Back Pages

How could something that was worthless 45 years ago still be worthless today? In the mind of a collector this should never happen. The mere act of preserving something fragile for that many decades should add some value.

In the case of tabloid newspapers it doesn’t. My stack of Jackie National Enquirers, International Tattlers. and Weekly World News that cost me 10 to 50 cents back in the day don’t even fetch the $4.95 of a current issue.

After all that effort, the archivist in me couldn’t allow them to be tossed or destroyed. I thought of salvaging them as bathroom art but who among us wants to see another door papered with Jackie Kennedy covers?

Then I decided rather than focus solely on her I would celebrate the toilet bowl genre of journalism that fed her celebrity so effectively.  There are a few Jackie front pages included but they are among more hard-hitting pieces like: the tallest known traveling salesman in the world at 8′ 2″; the woman who sprouted porcupine quills; and, the first ever pictures of the Antichrist.

To honor her lifelong struggle of protecting herself and her children from the hordes, Privacy Film was used to cover the articles.
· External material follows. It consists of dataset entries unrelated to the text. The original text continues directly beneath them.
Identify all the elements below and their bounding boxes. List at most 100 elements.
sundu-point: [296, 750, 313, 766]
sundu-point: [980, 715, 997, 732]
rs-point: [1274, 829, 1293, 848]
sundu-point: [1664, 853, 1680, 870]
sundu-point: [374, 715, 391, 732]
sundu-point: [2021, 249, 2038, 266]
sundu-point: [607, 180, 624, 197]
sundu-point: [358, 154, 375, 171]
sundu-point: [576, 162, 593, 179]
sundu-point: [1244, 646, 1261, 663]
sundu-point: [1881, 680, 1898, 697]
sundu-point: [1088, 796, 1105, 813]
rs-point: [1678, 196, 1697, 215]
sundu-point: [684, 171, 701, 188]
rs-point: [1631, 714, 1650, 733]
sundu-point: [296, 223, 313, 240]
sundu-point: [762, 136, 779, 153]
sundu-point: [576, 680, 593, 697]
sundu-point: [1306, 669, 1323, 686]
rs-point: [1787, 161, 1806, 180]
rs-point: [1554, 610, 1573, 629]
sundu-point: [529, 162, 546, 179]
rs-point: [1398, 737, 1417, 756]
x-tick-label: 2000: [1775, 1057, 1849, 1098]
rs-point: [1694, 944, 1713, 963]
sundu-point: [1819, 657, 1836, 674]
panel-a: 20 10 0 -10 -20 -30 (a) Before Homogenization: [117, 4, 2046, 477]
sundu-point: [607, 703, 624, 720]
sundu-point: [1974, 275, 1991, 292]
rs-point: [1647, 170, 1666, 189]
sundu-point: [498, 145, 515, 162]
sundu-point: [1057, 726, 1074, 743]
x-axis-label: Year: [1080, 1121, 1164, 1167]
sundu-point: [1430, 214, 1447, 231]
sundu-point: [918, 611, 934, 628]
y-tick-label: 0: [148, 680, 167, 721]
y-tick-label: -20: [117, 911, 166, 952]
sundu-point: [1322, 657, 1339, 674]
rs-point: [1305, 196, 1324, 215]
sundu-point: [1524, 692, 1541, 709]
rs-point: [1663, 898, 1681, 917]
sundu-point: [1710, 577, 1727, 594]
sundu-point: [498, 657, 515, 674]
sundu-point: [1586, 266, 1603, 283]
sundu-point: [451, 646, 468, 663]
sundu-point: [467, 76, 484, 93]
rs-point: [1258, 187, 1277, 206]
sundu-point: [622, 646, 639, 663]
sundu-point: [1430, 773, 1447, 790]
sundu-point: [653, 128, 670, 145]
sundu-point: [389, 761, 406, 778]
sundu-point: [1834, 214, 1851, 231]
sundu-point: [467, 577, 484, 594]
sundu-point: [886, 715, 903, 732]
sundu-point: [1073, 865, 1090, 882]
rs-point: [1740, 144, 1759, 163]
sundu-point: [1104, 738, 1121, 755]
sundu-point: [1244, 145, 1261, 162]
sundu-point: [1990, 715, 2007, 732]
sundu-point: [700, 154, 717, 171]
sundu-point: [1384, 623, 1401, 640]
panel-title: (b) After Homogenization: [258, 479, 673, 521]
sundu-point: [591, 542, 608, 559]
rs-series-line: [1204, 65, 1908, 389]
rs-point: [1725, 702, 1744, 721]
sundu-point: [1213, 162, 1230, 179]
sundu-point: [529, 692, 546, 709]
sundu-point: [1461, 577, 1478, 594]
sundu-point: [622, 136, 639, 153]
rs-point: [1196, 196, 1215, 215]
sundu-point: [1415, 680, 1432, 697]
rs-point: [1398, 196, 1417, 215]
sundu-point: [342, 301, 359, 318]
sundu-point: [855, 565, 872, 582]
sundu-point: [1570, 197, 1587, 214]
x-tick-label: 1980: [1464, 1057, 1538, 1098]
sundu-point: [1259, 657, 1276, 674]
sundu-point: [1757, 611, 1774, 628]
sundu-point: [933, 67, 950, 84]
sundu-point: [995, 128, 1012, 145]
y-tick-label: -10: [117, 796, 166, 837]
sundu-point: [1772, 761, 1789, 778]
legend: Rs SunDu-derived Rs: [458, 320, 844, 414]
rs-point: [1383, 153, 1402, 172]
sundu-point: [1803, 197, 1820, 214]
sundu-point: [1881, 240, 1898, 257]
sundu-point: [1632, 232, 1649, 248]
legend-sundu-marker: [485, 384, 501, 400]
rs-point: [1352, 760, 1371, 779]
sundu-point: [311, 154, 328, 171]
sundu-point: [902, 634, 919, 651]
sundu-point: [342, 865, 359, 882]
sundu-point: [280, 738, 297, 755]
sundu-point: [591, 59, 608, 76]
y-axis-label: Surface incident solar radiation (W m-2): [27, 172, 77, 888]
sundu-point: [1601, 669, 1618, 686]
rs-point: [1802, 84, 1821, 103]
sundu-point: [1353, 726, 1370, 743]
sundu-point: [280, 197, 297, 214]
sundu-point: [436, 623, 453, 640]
And the borders are neon yellow to warn of potential hazard: there are some dangerous ways of thinking out there.

It’s fascinating to think how appalled this refined woman must have been to have her gawkish likeness on two-bit tea towels and coffee cups. Then how she was turned into a cartoon character for the tabloids by the Kennedy publicity machine. They had no problem using her because it only increased the power of the family brand among the masses. Plus it gave her a few bargaining chips in life.

It’s also hard to reconcile that figure with the one who studied art with Bernard Berenson and debated philosophy with Andre Malraux; who was the only one ever to convince the French to temporarily lend the Mona Lisa; whose influence brought the Temple of Dendur to the Met; and, who would charge clothing to Onassis’ haute couture accounts then immediately sell them to second hand shops to pad her cash on hand. You gotta do, girl, what you gotta do. It was the perversity of how she got ahead, and not so much idolatry, that appealed to me.

That was the inspiration for starting the collection 50 years ago. I was so much older then I’m younger than that now.